The results could play a role in changing standard treatments for people diagnosed with advanced NSCLC, by making a strong case for starting people immediately on the immunotherapy combination rather than giving them chemotherapy first, as many doctors currently do. While nivolumab is approved for treating metastatic NSCLC, for example, that indication calls for using it if the disease continues to progress either during or after chemotherapy. This combination of nivolumab and ipilimumab showed that the paired drugs could be more effective when begun as the first treatment, instead of chemotherapy.

There may also be other ways to improve outcomes for people with advanced NSCLC. In another study, researchers found that combining standard chemotherapy with another immune-based checkpoint inhibitor, pembrolizumab (Keytruda), helped them live nearly four months longer on average than people treated with just chemotherapy. People getting the combination of immunotherapy and chemotherapy were 51% less likely to die after 10.5 months than people receiving chemotherapy alone. “The magnitude of benefit was unexpected and great to see,” says Dr. Leena Gandhi, associate professor of medicine at NYU Langone Medical Center and co-author of the study. Pembrolizumab is already approved for treating about 25% to 30% of people with advanced NSCLC who have a certain genetic profile that makes their cancer vulnerable to the drug, but this latest study expands that population to many more people who may benefit from the immunotherapy if the medication is combined with chemotherapy.

The results are even more encouraging for people with early stage lung cancer. In a third, small study of 21 people diagnosed with early stage disease, researchers led by a team at Johns Hopkins and MSKCC found that giving people two doses of nivolumab before surgery to remove lung tumors shrunk those tumors drastically and lowered chances of relapse, thanks to its ability to jump start the immune system to fight the cancer. When the scientists analyzed the tumors they had cut out, they found that in about half of the people treated with nivolumab, the growths showed significant destruction by immune cells, meaning that nivolumab had unmasked the tumors as foreign and allowed the immune system’s killer cells to attack them. And when the scientists studied the blood of the people receiving the immunotherapy, they discovered a close match between the types of immune cells in the blood and certain targets on the tumor cells, suggesting that nivolumab had released the immune system to pump out the appropriate cells it needed to tackle the cancer.

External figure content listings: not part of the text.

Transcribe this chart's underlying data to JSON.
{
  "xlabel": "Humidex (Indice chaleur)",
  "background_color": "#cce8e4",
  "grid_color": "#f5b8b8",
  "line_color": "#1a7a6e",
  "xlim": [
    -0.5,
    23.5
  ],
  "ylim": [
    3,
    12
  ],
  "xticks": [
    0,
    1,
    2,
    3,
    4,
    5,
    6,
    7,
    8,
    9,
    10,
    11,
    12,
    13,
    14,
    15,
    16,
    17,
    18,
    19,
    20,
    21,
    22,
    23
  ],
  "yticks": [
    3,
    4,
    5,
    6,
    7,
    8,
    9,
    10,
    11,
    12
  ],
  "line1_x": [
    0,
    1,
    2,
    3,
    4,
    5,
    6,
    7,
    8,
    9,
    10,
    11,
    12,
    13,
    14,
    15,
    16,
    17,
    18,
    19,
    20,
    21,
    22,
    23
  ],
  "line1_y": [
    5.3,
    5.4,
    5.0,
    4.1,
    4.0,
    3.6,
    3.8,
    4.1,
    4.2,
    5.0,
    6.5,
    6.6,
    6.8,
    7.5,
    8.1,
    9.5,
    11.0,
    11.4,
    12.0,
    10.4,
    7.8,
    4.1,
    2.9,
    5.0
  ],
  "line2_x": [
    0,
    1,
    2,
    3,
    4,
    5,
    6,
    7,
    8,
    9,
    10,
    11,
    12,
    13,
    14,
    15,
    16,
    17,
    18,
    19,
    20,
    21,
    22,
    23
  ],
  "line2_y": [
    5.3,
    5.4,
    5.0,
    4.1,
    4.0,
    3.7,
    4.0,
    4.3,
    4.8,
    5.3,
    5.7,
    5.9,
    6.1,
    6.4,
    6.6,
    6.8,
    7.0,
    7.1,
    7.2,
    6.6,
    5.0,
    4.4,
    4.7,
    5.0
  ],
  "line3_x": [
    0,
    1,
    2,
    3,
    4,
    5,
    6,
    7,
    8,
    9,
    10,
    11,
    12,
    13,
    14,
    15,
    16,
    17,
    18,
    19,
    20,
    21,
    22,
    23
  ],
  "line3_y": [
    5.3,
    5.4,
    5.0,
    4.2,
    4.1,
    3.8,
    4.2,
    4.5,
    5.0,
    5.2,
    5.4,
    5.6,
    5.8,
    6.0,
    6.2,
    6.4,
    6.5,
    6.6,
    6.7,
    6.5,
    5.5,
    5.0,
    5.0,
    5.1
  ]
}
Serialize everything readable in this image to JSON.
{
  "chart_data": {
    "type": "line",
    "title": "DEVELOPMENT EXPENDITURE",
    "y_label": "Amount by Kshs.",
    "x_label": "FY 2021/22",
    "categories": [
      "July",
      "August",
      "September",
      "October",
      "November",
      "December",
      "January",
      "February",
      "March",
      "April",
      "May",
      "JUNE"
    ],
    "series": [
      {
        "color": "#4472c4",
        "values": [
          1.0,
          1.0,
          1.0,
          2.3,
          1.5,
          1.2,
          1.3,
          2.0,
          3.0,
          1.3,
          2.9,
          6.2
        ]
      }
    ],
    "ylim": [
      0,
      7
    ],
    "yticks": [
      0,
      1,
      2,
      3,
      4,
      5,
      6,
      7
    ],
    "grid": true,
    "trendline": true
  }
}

“We expected to see some response, but I don’t think we expected to see a 45% significant response,” says Forde. “To give you some idea of how significant that is, with chemotherapy we normally see the same degree of response around 20% of the time.”

Forde says that the strong response seen in people at the beginning of the disease could suggest that immunotherapies might be useful in re-training the immune system to fight cancer for long periods of time — possibly even a lifetime. “The Holy Grail is to have a relatively non-toxic therapy that could potentially use the body’s own immune system to prevent recurrence,” he says. “And while our study is only with 21 patients, the early indications from this study are very positive.”

Taken together, the results could fundamentally change the way lung cancer is treated, significantly improving people’s ability to both hold off lung cancer for longer periods of time, as well as live longer with the disease.